Angels are herold figures that play an important role in all religions. They are “mediators” between God and man. They announce good news, but also God’s imminent punishment. They warn and protect against disaster. People encounter them in dreams and while awake – and in all stages of the in-between.
In religions, angels are presented in different ways: as embodiments, as immaterial beings, as voices, as bearers of scripture, as winged beings and as letters.
In the Christian religion, their pictorial representation is particularly diverse: angelic figures can be found in churches, Christian texts and sculptures, ranging from depictions of austere archangels to playful cherubs.

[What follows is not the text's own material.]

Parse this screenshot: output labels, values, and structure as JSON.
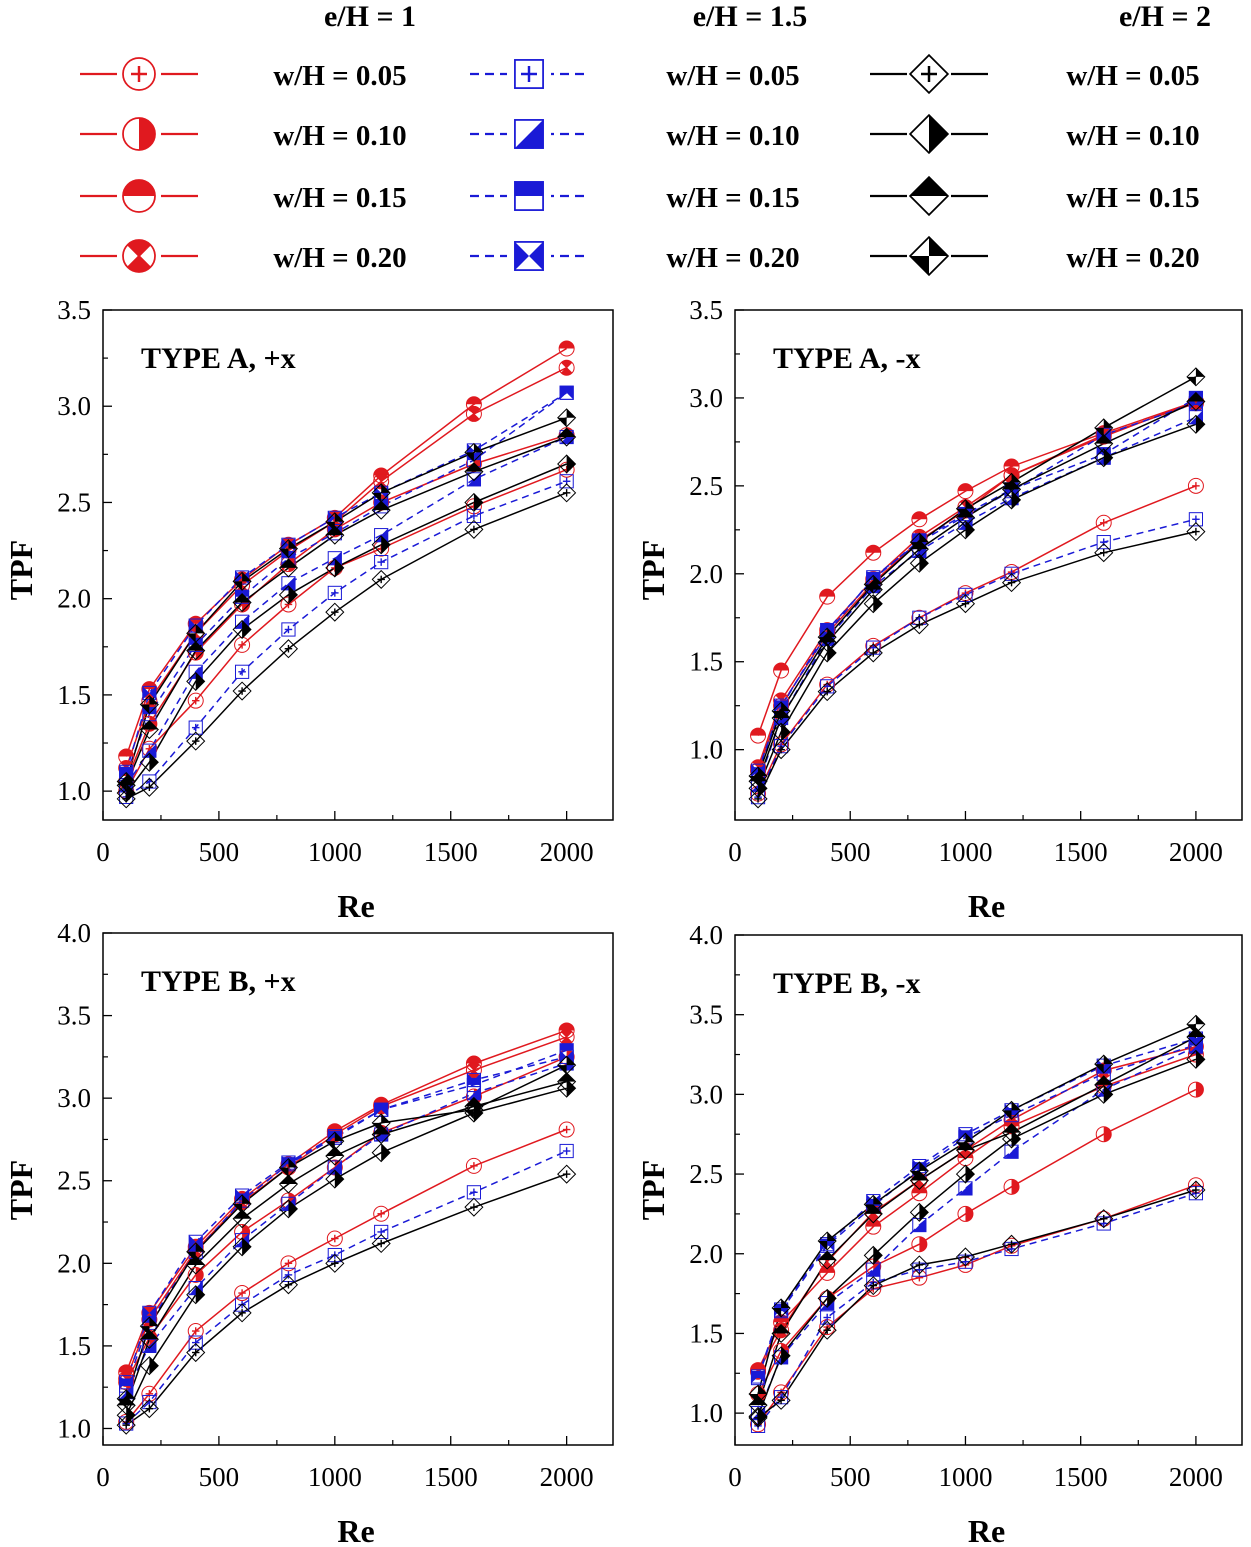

The Jewish religion, because of its prohibition of images, finds other representations in which messages take shape, e.g. as writing, as letters. Paul Klee decorates the head of his Angelus Novus with scrolls instead of hair. Angels in Judaism are not gestalt beings, they are purely spiritual in origin. So when the Torah describes angels physically, their arms, hands, wings etc., this is not to be understood literally, but always only as a reference to their (spiritual) characteristics.
Angels also play an essential role in Islam – for example, every believer has two angels who watch him and keep a record of his deeds: one for the good, one for the bad. Images are also forbidden in Islam, but visual images of angels are transmitted. For example, the Koran says they are made of light or fire, have wings and can assume human form. Although there are indeed depictions of angels by Islamic artists, none are to be found in Muslim houses of prayer and mosques.
Are angels messengers or the message? And do they pass away when they have delivered their message? Do angels speak – and if so, what does their language sound like? Is what people hear when an angel delivers a message to them really human language?
The stone angels in the cemeteries also speak. They speak through and with their gestures.